What is a Trolleybus? In essence it is a bus that runs on rubber tyres (as a normal road vehicle) but is powered by electricity collected from overhead wires by way of a pair of poles (correct term being booms). It is not like a tram where the power is collected by a single collector and the return of the current is through steel wheels running on steel rails laid into the roadway. The trolleybus gives slightly more flexibility than a fixed tram route in that it can overtake or negotiate normal road vehicles but is still limited to the route of the overhead wiring. Of course, unless on a separate ‘track’, they cannot overtake each other - thus the old saying, “another convoy on its way”.
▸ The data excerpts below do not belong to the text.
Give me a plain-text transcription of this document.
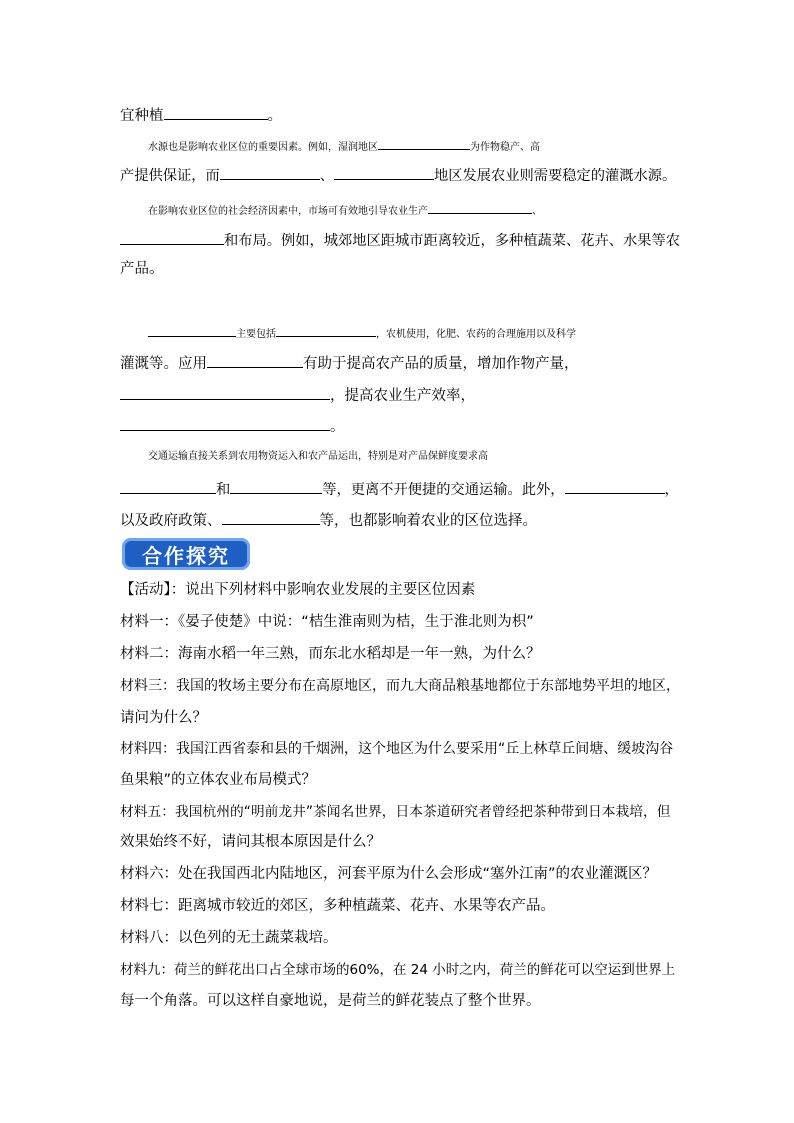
宜种植	。
水源也是影响农业区位的重要因素。例如，湿润地区	为作物稳产、高
产提供保证，而	、	地区发展农业则需要稳定的灌溉水源。
在影响农业区位的社会经济因素中，市场可有效地引导农业生产	、
和布局。例如，城郊地区距城市距离较近，多种植蔬菜、花卉、水果等农
产品。
主要包括	，农机使用，化肥、农药的合理施用以及科学
灌溉等。应用	有助于提高农产品的质量，增加作物产量，
，提高农业生产效率，
。
交通运输直接关系到农用物资运入和农产品运出，特别是对产品保鲜度要求高
和	等，更离不开便捷的交通运输。此外，	，
以及政府政策、	等，也都影响着农业的区位选择。
合作探究
【活动】：说出下列材料中影响农业发展的主要区位因素
材料一：《晏子使楚》中说：“桔生淮南则为桔，生于淮北则为枳”
材料二：海南水稻一年三熟，而东北水稻却是一年一熟，为什么？
材料三：我国的牧场主要分布在高原地区，而九大商品粮基地都位于东部地势平坦的地区，
请问为什么？
材料四：我国江西省泰和县的千烟洲，这个地区为什么要采用“丘上林草丘间塘、缓坡沟谷
鱼果粮”的立体农业布局模式？
材料五：我国杭州的“明前龙井”茶闻名世界，日本茶道研究者曾经把茶种带到日本栽培，但
效果始终不好，请问其根本原因是什么？
材料六：处在我国西北内陆地区，河套平原为什么会形成“塞外江南”的农业灌溉区？
材料七：距离城市较近的郊区，多种植蔬菜、花卉、水果等农产品。
材料八：以色列的无土蔬菜栽培。
材料九：荷兰的鲜花出口占全球市场的60%，在 24 小时之内，荷兰的鲜花可以空运到世界上
每一个角落。可以这样自豪地说，是荷兰的鲜花装点了整个世界。
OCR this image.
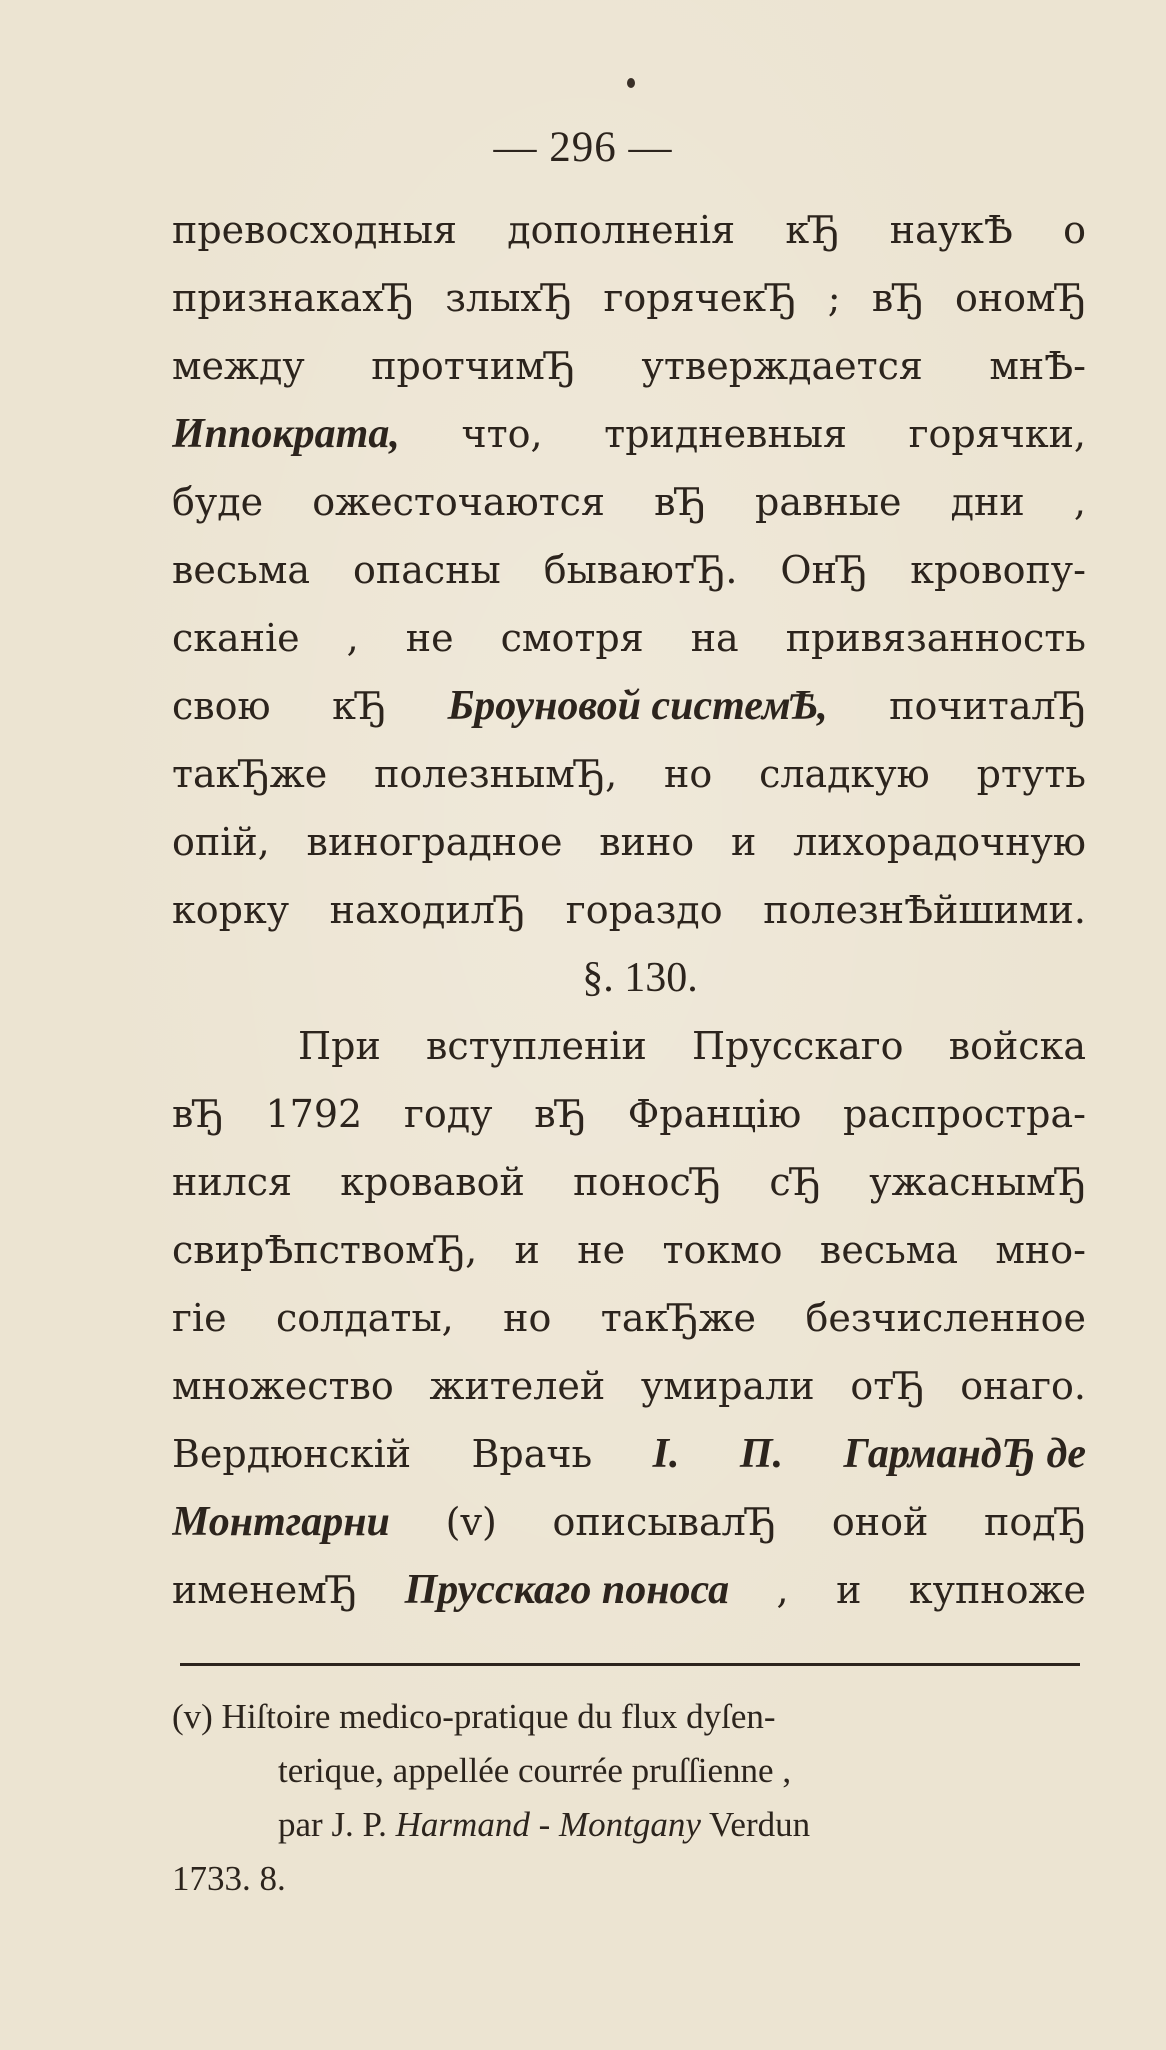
— 296 —
превосходныя дополненія кЂ наукѢ о
признакахЂ злыхЂ горячекЂ ; вЂ ономЂ
между протчимЂ утверждается мнѢ-
Иппократа, что, тридневныя горячки,
буде ожесточаются вЂ равные дни ,
весьма опасны бываютЂ. ОнЂ кровопу-
сканіе , не смотря на привязанность
свою кЂ Броуновой системѢ, почиталЂ
такЂже полезнымЂ, но сладкую ртуть
опій, виноградное вино и лихорадочную
корку находилЂ гораздо полезнѢйшими.
§. 130.
При вступленіи Прусскаго войска
вЂ 1792 году вЂ Францію распростра-
нился кровавой поносЂ сЂ ужаснымЂ
свирѢпствомЂ, и не токмо весьма мно-
гіе солдаты, но такЂже безчисленное
множество жителей умирали отЂ онаго.
Вердюнскій Врачь І. П. ГармандЂ де
Монтгарни (v) описывалЂ оной подЂ
именемЂ Прусскаго поноса , и купноже
(v) Hiſtoire medico-pratique du flux dyſen-
terique, appellée courrée pruſſienne ,
par J. P. Harmand - Montgany Verdun
1733. 8.
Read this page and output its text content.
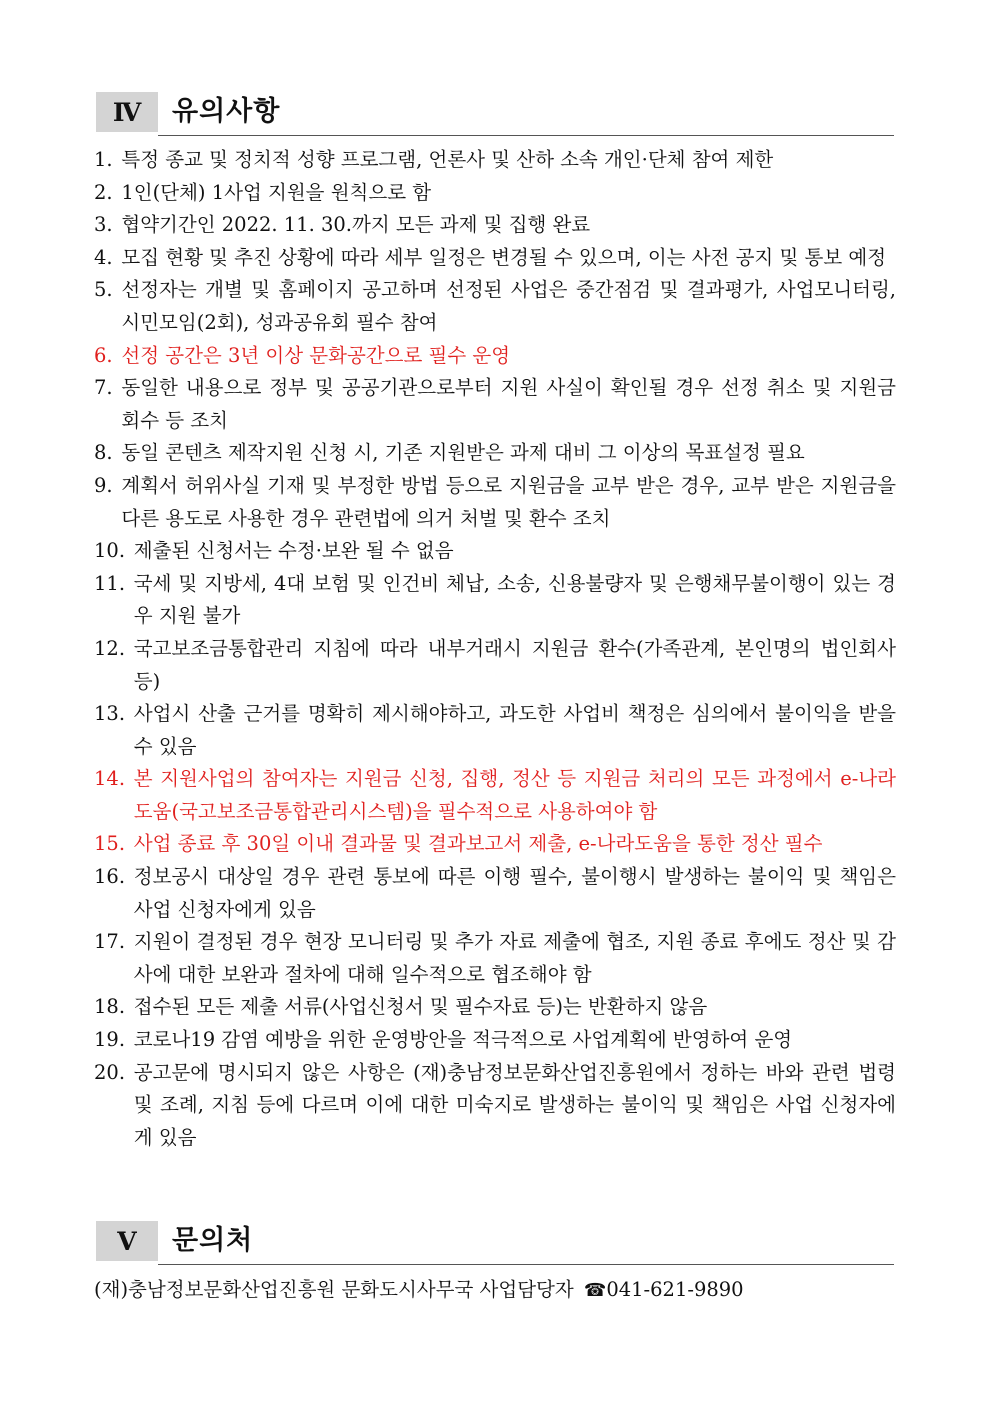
Ⅳ	유의사항
1. 특정 종교 및 정치적 성향 프로그램, 언론사 및 산하 소속 개인·단체 참여 제한
2. 1인(단체) 1사업 지원을 원칙으로 함
3. 협약기간인 2022. 11. 30.까지 모든 과제 및 집행 완료
4. 모집 현황 및 추진 상황에 따라 세부 일정은 변경될 수 있으며, 이는 사전 공지 및 통보 예정
5. 선정자는 개별 및 홈페이지 공고하며 선정된 사업은 중간점검 및 결과평가, 사업모니터링, 시민모임(2회), 성과공유회 필수 참여
6. 선정 공간은 3년 이상 문화공간으로 필수 운영
7. 동일한 내용으로 정부 및 공공기관으로부터 지원 사실이 확인될 경우 선정 취소 및 지원금 회수 등 조치
8. 동일 콘텐츠 제작지원 신청 시, 기존 지원받은 과제 대비 그 이상의 목표설정 필요
9. 계획서 허위사실 기재 및 부정한 방법 등으로 지원금을 교부 받은 경우, 교부 받은 지원금을 다른 용도로 사용한 경우 관련법에 의거 처벌 및 환수 조치
10. 제출된 신청서는 수정·보완 될 수 없음
11. 국세 및 지방세, 4대 보험 및 인건비 체납, 소송, 신용불량자 및 은행채무불이행이 있는 경우 지원 불가
12. 국고보조금통합관리 지침에 따라 내부거래시 지원금 환수(가족관계, 본인명의 법인회사 등)
13. 사업시 산출 근거를 명확히 제시해야하고, 과도한 사업비 책정은 심의에서 불이익을 받을 수 있음
14. 본 지원사업의 참여자는 지원금 신청, 집행, 정산 등 지원금 처리의 모든 과정에서 e-나라도움(국고보조금통합관리시스템)을 필수적으로 사용하여야 함
15. 사업 종료 후 30일 이내 결과물 및 결과보고서 제출, e-나라도움을 통한 정산 필수
16. 정보공시 대상일 경우 관련 통보에 따른 이행 필수, 불이행시 발생하는 불이익 및 책임은 사업 신청자에게 있음
17. 지원이 결정된 경우 현장 모니터링 및 추가 자료 제출에 협조, 지원 종료 후에도 정산 및 감사에 대한 보완과 절차에 대해 일수적으로 협조해야 함
18. 접수된 모든 제출 서류(사업신청서 및 필수자료 등)는 반환하지 않음
19. 코로나19 감염 예방을 위한 운영방안을 적극적으로 사업계획에 반영하여 운영
20. 공고문에 명시되지 않은 사항은 (재)충남정보문화산업진흥원에서 정하는 바와 관련 법령 및 조례, 지침 등에 다르며 이에 대한 미숙지로 발생하는 불이익 및 책임은 사업 신청자에게 있음
Ⅴ	문의처
(재)충남정보문화산업진흥원 문화도시사무국 사업담당자 ☎041-621-9890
London had one of the largest fleets of trolleybuses in the world and at its peak had about 1,800 such vehicles. They were introduced to give longevity to the then existing infrastructure of the earlier tram systems. The last London trolleybus ran in May 1962. Except for a few original and earlier models, the London trolleybuses were six-wheeled, unlike in the provinces where four-wheelers were more common. Again most British vehicles were double-deck whereas those in the rest of the world were and still are single-deck.

For the casual observer all London trolleybuses looked the same, but there were some subtle differences. For example, the class N2 had much thicker corner pillars to the upper deck. Class L2 No.954 had a cream band below the driver’s cab windows. (I was lucky to get a photo of this ‘one off’ on Route 621 at Holborn Circus.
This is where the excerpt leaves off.